Według niego do ważności takiego obrzędu potrzebne są trzy elementy: dawność kultu danej osoby, stałe i powszechne potwierdzenie wiarygodnych świadectw o jej cnotach lub męczeństwie i nieprzerwana opinia o cudach dokonanych za jej wstawiennictwem. Jeśli wszystkie te wymogi są spełnione, papież mocą swej władzy może przeprowadzić kanonizację równoważną, to znaczy doprowadzić do rozciągnięcia na cały Kościół powszechny kultu tej osoby. Dokonuje się to "bez żadnej ostatecznej formuły, bez zezwalania na rozpoczęcie procesu prawnego i bez przeprowadzania zwyczajowych ceremonii". Formalnie następuje to przez odmówienie odpowiedniej modlitwy i odprawienie Mszy św. z wymieniem imienia nowego świętego i z modlitwą do niego.

DEON.PL POLECA

Benedykt XIV wymienił także znanych sobie do tego czasu 12 przypadków osób kanonizowanych w ten sposób. Są to święci: Romuald (w 1595), Norbert (1621), Brunon (1623), Piotr Nolasco (1655), Rajmund Nonnatus (1681), Stefan Węgierski (1686), Małgorzata Szkocka (1691), Jan z Mathy i Feliks Walezy (1694), Grzegorz VII (1728), Wacław Czeski (1729) i Gertruda z Helft (1738).

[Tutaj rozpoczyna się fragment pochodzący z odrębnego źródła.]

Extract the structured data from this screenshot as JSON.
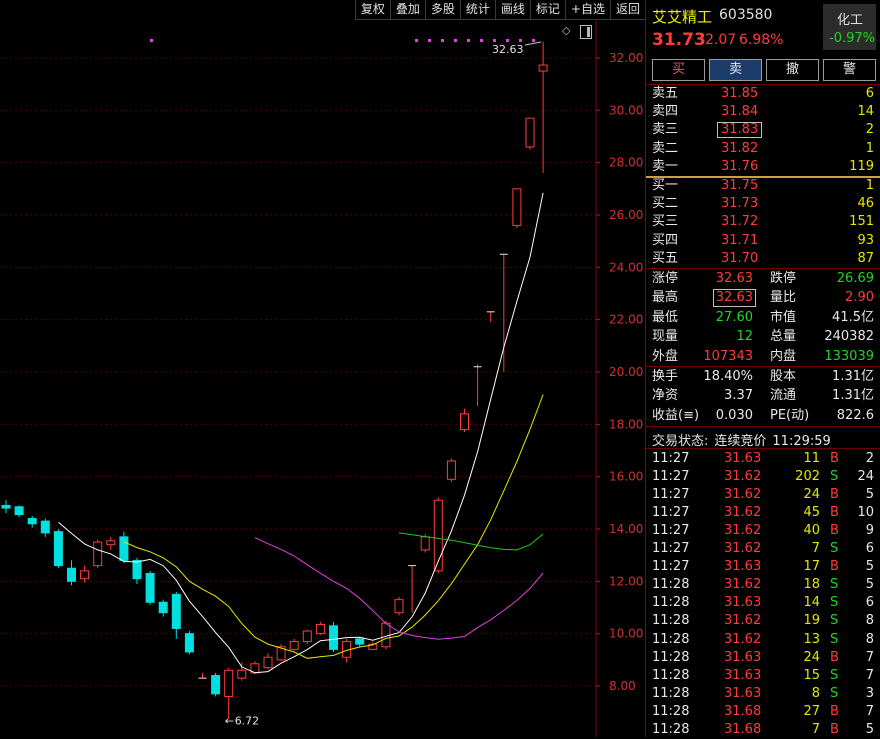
{
  "toolbar": {
    "buttons": [
      "复权",
      "叠加",
      "多股",
      "统计",
      "画线",
      "标记",
      "+自选",
      "返回"
    ]
  },
  "chart_data": {
    "type": "candlestick",
    "y_ticks": [
      "32.00",
      "30.00",
      "28.00",
      "26.00",
      "24.00",
      "22.00",
      "20.00",
      "18.00",
      "16.00",
      "14.00",
      "12.00",
      "10.00",
      "8.00"
    ],
    "ylim": [
      7.0,
      33.2
    ],
    "annotations": {
      "high_label": "32.63",
      "low_label": "6.72"
    },
    "candles": [
      {
        "o": 14.9,
        "c": 14.8,
        "h": 15.1,
        "l": 14.6
      },
      {
        "o": 14.85,
        "c": 14.55,
        "h": 14.9,
        "l": 14.45
      },
      {
        "o": 14.4,
        "c": 14.2,
        "h": 14.5,
        "l": 14.05
      },
      {
        "o": 14.3,
        "c": 13.85,
        "h": 14.4,
        "l": 13.7
      },
      {
        "o": 13.9,
        "c": 12.6,
        "h": 14.0,
        "l": 12.5
      },
      {
        "o": 12.5,
        "c": 12.0,
        "h": 12.8,
        "l": 11.85
      },
      {
        "o": 12.1,
        "c": 12.4,
        "h": 12.6,
        "l": 11.95
      },
      {
        "o": 12.6,
        "c": 13.5,
        "h": 13.6,
        "l": 12.5
      },
      {
        "o": 13.4,
        "c": 13.55,
        "h": 13.7,
        "l": 13.2
      },
      {
        "o": 13.7,
        "c": 12.8,
        "h": 13.9,
        "l": 12.7
      },
      {
        "o": 12.8,
        "c": 12.1,
        "h": 12.9,
        "l": 11.9
      },
      {
        "o": 12.3,
        "c": 11.2,
        "h": 12.4,
        "l": 11.1
      },
      {
        "o": 11.2,
        "c": 10.8,
        "h": 11.3,
        "l": 10.65
      },
      {
        "o": 11.5,
        "c": 10.2,
        "h": 11.6,
        "l": 9.8
      },
      {
        "o": 10.0,
        "c": 9.3,
        "h": 10.1,
        "l": 9.2
      },
      {
        "o": 8.3,
        "c": 8.3,
        "h": 8.5,
        "l": 8.3
      },
      {
        "o": 8.4,
        "c": 7.7,
        "h": 8.5,
        "l": 7.6
      },
      {
        "o": 7.6,
        "c": 8.6,
        "h": 8.7,
        "l": 6.72
      },
      {
        "o": 8.3,
        "c": 8.6,
        "h": 8.9,
        "l": 8.2
      },
      {
        "o": 8.5,
        "c": 8.85,
        "h": 8.95,
        "l": 8.45
      },
      {
        "o": 8.7,
        "c": 9.1,
        "h": 9.25,
        "l": 8.65
      },
      {
        "o": 9.0,
        "c": 9.5,
        "h": 9.6,
        "l": 8.95
      },
      {
        "o": 9.4,
        "c": 9.7,
        "h": 9.8,
        "l": 9.35
      },
      {
        "o": 9.7,
        "c": 10.1,
        "h": 10.15,
        "l": 9.6
      },
      {
        "o": 10.0,
        "c": 10.35,
        "h": 10.45,
        "l": 9.95
      },
      {
        "o": 10.3,
        "c": 9.4,
        "h": 10.45,
        "l": 9.3
      },
      {
        "o": 9.1,
        "c": 9.7,
        "h": 9.8,
        "l": 8.9
      },
      {
        "o": 9.8,
        "c": 9.6,
        "h": 9.85,
        "l": 9.5
      },
      {
        "o": 9.4,
        "c": 9.6,
        "h": 9.7,
        "l": 9.4
      },
      {
        "o": 9.5,
        "c": 10.4,
        "h": 10.5,
        "l": 9.4
      },
      {
        "o": 10.8,
        "c": 11.3,
        "h": 11.4,
        "l": 10.7
      },
      {
        "o": 12.6,
        "c": 12.6,
        "h": 12.6,
        "l": 10.8
      },
      {
        "o": 13.2,
        "c": 13.7,
        "h": 13.8,
        "l": 13.1
      },
      {
        "o": 12.4,
        "c": 15.1,
        "h": 15.2,
        "l": 12.3
      },
      {
        "o": 15.9,
        "c": 16.6,
        "h": 16.7,
        "l": 15.8
      },
      {
        "o": 17.8,
        "c": 18.4,
        "h": 18.6,
        "l": 17.7
      },
      {
        "o": 20.2,
        "c": 20.2,
        "h": 20.3,
        "l": 18.7
      },
      {
        "o": 22.3,
        "c": 22.3,
        "h": 22.3,
        "l": 21.9
      },
      {
        "o": 24.5,
        "c": 24.5,
        "h": 24.5,
        "l": 20.0
      },
      {
        "o": 25.6,
        "c": 27.0,
        "h": 27.0,
        "l": 25.5
      },
      {
        "o": 28.6,
        "c": 29.7,
        "h": 29.7,
        "l": 28.5
      },
      {
        "o": 31.5,
        "c": 31.73,
        "h": 32.63,
        "l": 27.6
      }
    ],
    "ma_series": [
      {
        "color": "#ffffff",
        "values": [
          null,
          null,
          null,
          null,
          14.26,
          13.83,
          13.43,
          13.2,
          13.05,
          12.76,
          12.74,
          12.84,
          12.6,
          12.04,
          11.24,
          10.66,
          10.04,
          9.48,
          8.73,
          8.51,
          8.55,
          8.87,
          9.12,
          9.39,
          9.73,
          9.78,
          9.85,
          9.86,
          9.75,
          9.9,
          10.04,
          10.64,
          11.55,
          12.77,
          13.92,
          15.29,
          16.95,
          18.96,
          20.94,
          22.7,
          24.39,
          26.85
        ]
      },
      {
        "color": "#e6e600",
        "values": [
          null,
          null,
          null,
          null,
          null,
          null,
          null,
          null,
          null,
          13.51,
          13.29,
          13.13,
          12.9,
          12.55,
          12.0,
          11.7,
          11.43,
          11.04,
          10.39,
          9.87,
          9.6,
          9.45,
          9.3,
          9.06,
          9.12,
          9.17,
          9.36,
          9.49,
          9.57,
          9.82,
          9.91,
          10.25,
          10.71,
          11.26,
          11.91,
          12.66,
          13.4,
          14.35,
          15.46,
          16.58,
          17.81,
          19.14
        ]
      },
      {
        "color": "#e040e0",
        "values": [
          null,
          null,
          null,
          null,
          null,
          null,
          null,
          null,
          null,
          null,
          null,
          null,
          null,
          null,
          null,
          null,
          null,
          null,
          null,
          13.67,
          13.44,
          13.22,
          12.97,
          12.63,
          12.31,
          12.0,
          11.73,
          11.35,
          10.88,
          10.39,
          10.07,
          9.93,
          9.85,
          9.79,
          9.83,
          9.89,
          10.23,
          10.53,
          10.89,
          11.27,
          11.73,
          12.32
        ]
      },
      {
        "color": "#21c821",
        "values": [
          null,
          null,
          null,
          null,
          null,
          null,
          null,
          null,
          null,
          null,
          null,
          null,
          null,
          null,
          null,
          null,
          null,
          null,
          null,
          null,
          null,
          null,
          null,
          null,
          null,
          null,
          null,
          null,
          null,
          null,
          13.85,
          13.78,
          13.71,
          13.64,
          13.57,
          13.48,
          13.38,
          13.28,
          13.22,
          13.2,
          13.4,
          13.81
        ]
      }
    ]
  },
  "quote": {
    "name": "艾艾精工",
    "code": "603580",
    "sector": "化工",
    "sector_change": "-0.97%",
    "price": "31.73",
    "change": "2.07",
    "change_pct": "6.98%"
  },
  "actions": [
    "买",
    "卖",
    "撤",
    "警"
  ],
  "asks": [
    {
      "label": "卖五",
      "price": "31.85",
      "vol": "6"
    },
    {
      "label": "卖四",
      "price": "31.84",
      "vol": "14"
    },
    {
      "label": "卖三",
      "price": "31.83",
      "vol": "2"
    },
    {
      "label": "卖二",
      "price": "31.82",
      "vol": "1"
    },
    {
      "label": "卖一",
      "price": "31.76",
      "vol": "119"
    }
  ],
  "bids": [
    {
      "label": "买一",
      "price": "31.75",
      "vol": "1"
    },
    {
      "label": "买二",
      "price": "31.73",
      "vol": "46"
    },
    {
      "label": "买三",
      "price": "31.72",
      "vol": "151"
    },
    {
      "label": "买四",
      "price": "31.71",
      "vol": "93"
    },
    {
      "label": "买五",
      "price": "31.70",
      "vol": "87"
    }
  ],
  "stats1": [
    {
      "l1": "涨停",
      "v1": "32.63",
      "l2": "跌停",
      "v2": "26.69"
    },
    {
      "l1": "最高",
      "v1": "32.63",
      "l2": "量比",
      "v2": "2.90"
    },
    {
      "l1": "最低",
      "v1": "27.60",
      "l2": "市值",
      "v2": "41.5亿"
    },
    {
      "l1": "现量",
      "v1": "12",
      "l2": "总量",
      "v2": "240382"
    },
    {
      "l1": "外盘",
      "v1": "107343",
      "l2": "内盘",
      "v2": "133039"
    }
  ],
  "stats2": [
    {
      "l1": "换手",
      "v1": "18.40%",
      "l2": "股本",
      "v2": "1.31亿"
    },
    {
      "l1": "净资",
      "v1": "3.37",
      "l2": "流通",
      "v2": "1.31亿"
    },
    {
      "l1": "收益(≡)",
      "v1": "0.030",
      "l2": "PE(动)",
      "v2": "822.6"
    }
  ],
  "trade_status": {
    "label": "交易状态:",
    "state": "连续竞价",
    "time": "11:29:59"
  },
  "ticks": [
    {
      "t": "11:27",
      "p": "31.63",
      "v": "11",
      "s": "B",
      "n": "2"
    },
    {
      "t": "11:27",
      "p": "31.62",
      "v": "202",
      "s": "S",
      "n": "24"
    },
    {
      "t": "11:27",
      "p": "31.62",
      "v": "24",
      "s": "B",
      "n": "5"
    },
    {
      "t": "11:27",
      "p": "31.62",
      "v": "45",
      "s": "B",
      "n": "10"
    },
    {
      "t": "11:27",
      "p": "31.62",
      "v": "40",
      "s": "B",
      "n": "9"
    },
    {
      "t": "11:27",
      "p": "31.62",
      "v": "7",
      "s": "S",
      "n": "6"
    },
    {
      "t": "11:27",
      "p": "31.63",
      "v": "17",
      "s": "B",
      "n": "5"
    },
    {
      "t": "11:28",
      "p": "31.62",
      "v": "18",
      "s": "S",
      "n": "5"
    },
    {
      "t": "11:28",
      "p": "31.63",
      "v": "14",
      "s": "S",
      "n": "6"
    },
    {
      "t": "11:28",
      "p": "31.62",
      "v": "19",
      "s": "S",
      "n": "8"
    },
    {
      "t": "11:28",
      "p": "31.62",
      "v": "13",
      "s": "S",
      "n": "8"
    },
    {
      "t": "11:28",
      "p": "31.63",
      "v": "24",
      "s": "B",
      "n": "7"
    },
    {
      "t": "11:28",
      "p": "31.63",
      "v": "15",
      "s": "S",
      "n": "7"
    },
    {
      "t": "11:28",
      "p": "31.63",
      "v": "8",
      "s": "S",
      "n": "3"
    },
    {
      "t": "11:28",
      "p": "31.68",
      "v": "27",
      "s": "B",
      "n": "7"
    },
    {
      "t": "11:28",
      "p": "31.68",
      "v": "7",
      "s": "B",
      "n": "5"
    }
  ],
  "colors": {
    "up": "#ff3b3b",
    "down": "#00e0e0",
    "grid": "#5a0000",
    "axis_text": "#d03030",
    "bg": "#000000"
  }
}
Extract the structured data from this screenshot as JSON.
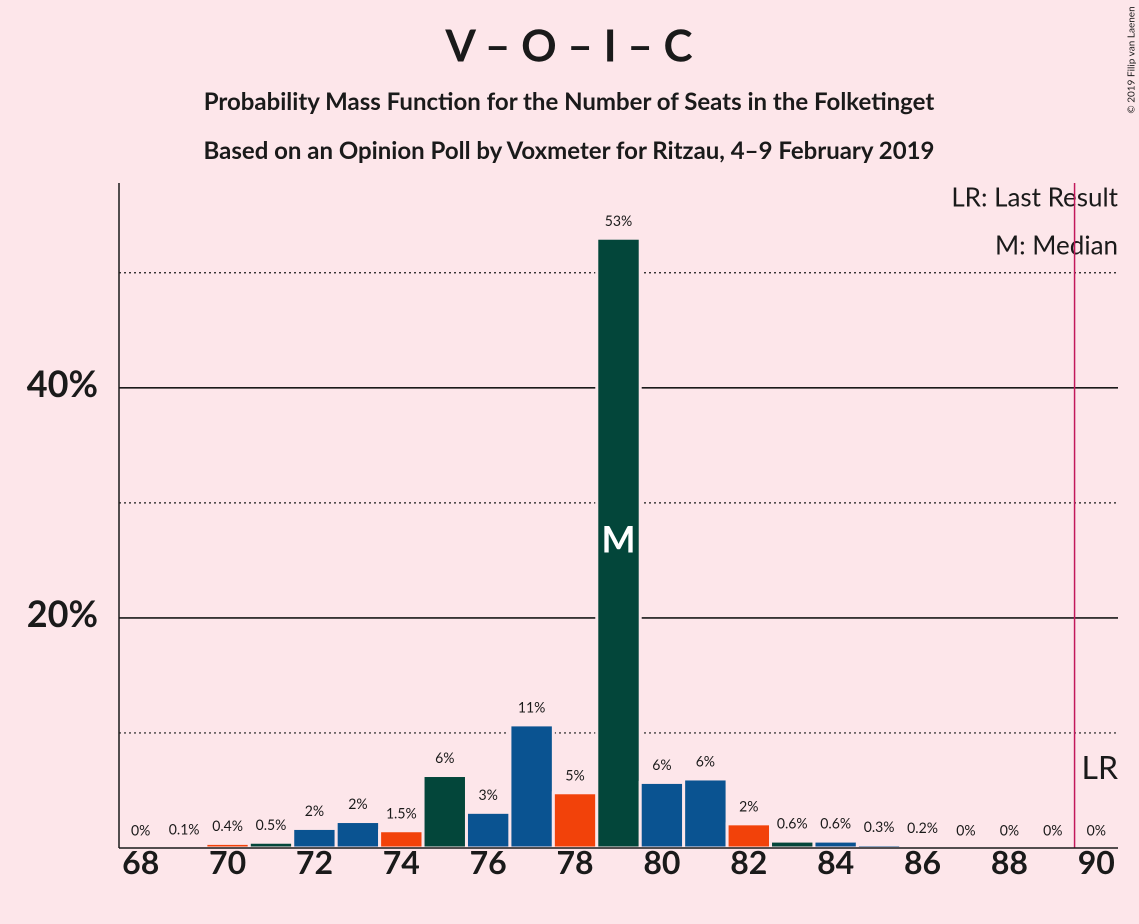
{
  "chart_data": {
    "type": "bar",
    "title": "V – O – I – C",
    "subtitle": "Probability Mass Function for the Number of Seats in the Folketinget",
    "subtitle2": "Based on an Opinion Poll by Voxmeter for Ritzau, 4–9 February 2019",
    "copyright": "© 2019 Filip van Laenen",
    "x": [
      68,
      69,
      70,
      71,
      72,
      73,
      74,
      75,
      76,
      77,
      78,
      79,
      80,
      81,
      82,
      83,
      84,
      85,
      86,
      87,
      88,
      89,
      90
    ],
    "values": [
      0,
      0.1,
      0.4,
      0.5,
      1.7,
      2.3,
      1.5,
      6.3,
      3.1,
      10.7,
      4.8,
      53,
      5.7,
      6.0,
      2.1,
      0.6,
      0.6,
      0.3,
      0.2,
      0,
      0,
      0,
      0
    ],
    "value_labels": [
      "0%",
      "0.1%",
      "0.4%",
      "0.5%",
      "2%",
      "2%",
      "1.5%",
      "6%",
      "3%",
      "11%",
      "5%",
      "53%",
      "6%",
      "6%",
      "2%",
      "0.6%",
      "0.6%",
      "0.3%",
      "0.2%",
      "0%",
      "0%",
      "0%",
      "0%"
    ],
    "colors": [
      "#0a5391",
      "#0a5391",
      "#f2420a",
      "#03463a",
      "#0a5391",
      "#0a5391",
      "#f2420a",
      "#03463a",
      "#0a5391",
      "#0a5391",
      "#f2420a",
      "#03463a",
      "#0a5391",
      "#0a5391",
      "#f2420a",
      "#03463a",
      "#0a5391",
      "#0a5391",
      "#f2420a",
      "#03463a",
      "#0a5391",
      "#0a5391",
      "#f2420a"
    ],
    "xlim": [
      67.5,
      90.5
    ],
    "xticks": [
      68,
      70,
      72,
      74,
      76,
      78,
      80,
      82,
      84,
      86,
      88,
      90
    ],
    "ylim": [
      0,
      57.8
    ],
    "yticks": [
      {
        "value": 20,
        "label": "20%"
      },
      {
        "value": 40,
        "label": "40%"
      }
    ],
    "minor_yticks": [
      10,
      30,
      50
    ],
    "grid": true,
    "median": 79,
    "median_label": "M",
    "last_result": 90,
    "last_result_label": "LR",
    "legend": [
      "LR: Last Result",
      "M: Median"
    ]
  }
}
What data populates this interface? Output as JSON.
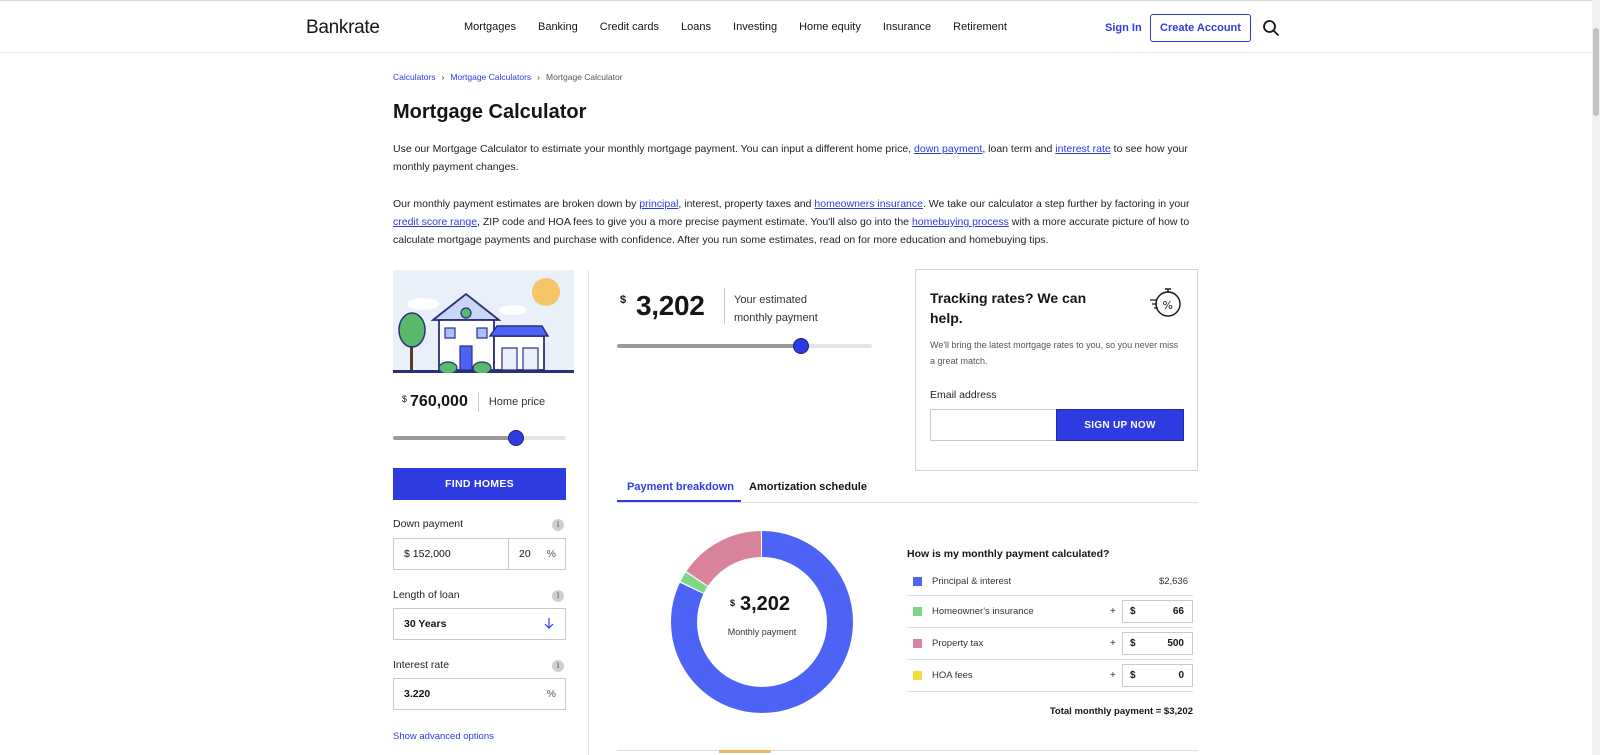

Po śmierci Benedykta XIV grono to powiększyło się o kilkanaście następnych postaci. Byli wśród nich m.in. święci Piotr Damiani i Bonifacy męczennik (w 1828), Cyryl i Metody z Salonik (Sołunu; 1880), Cyryl Aleksandryjski i Cyryl jerozolimski, Justyn Męczennik i Augustyn z Canterbury (1882), Jana Damasceński i Sylwester Opat (1890), Beda Czcigodny (lub Wielebny; 1899), Efrem Syryjczyk (1920), Albert Wielki (1931), Małgorzata Wegierska (1943), Grzegorz Barbarigo (1960), Jan z Avili oraz Mikołaj Tavelić i trzej jego towarzysze męczennicy (1970) oraz Marek Krzyżewczanin, Stefan Pongrácz iMelchior Grodziecki (1995, w Preszowie).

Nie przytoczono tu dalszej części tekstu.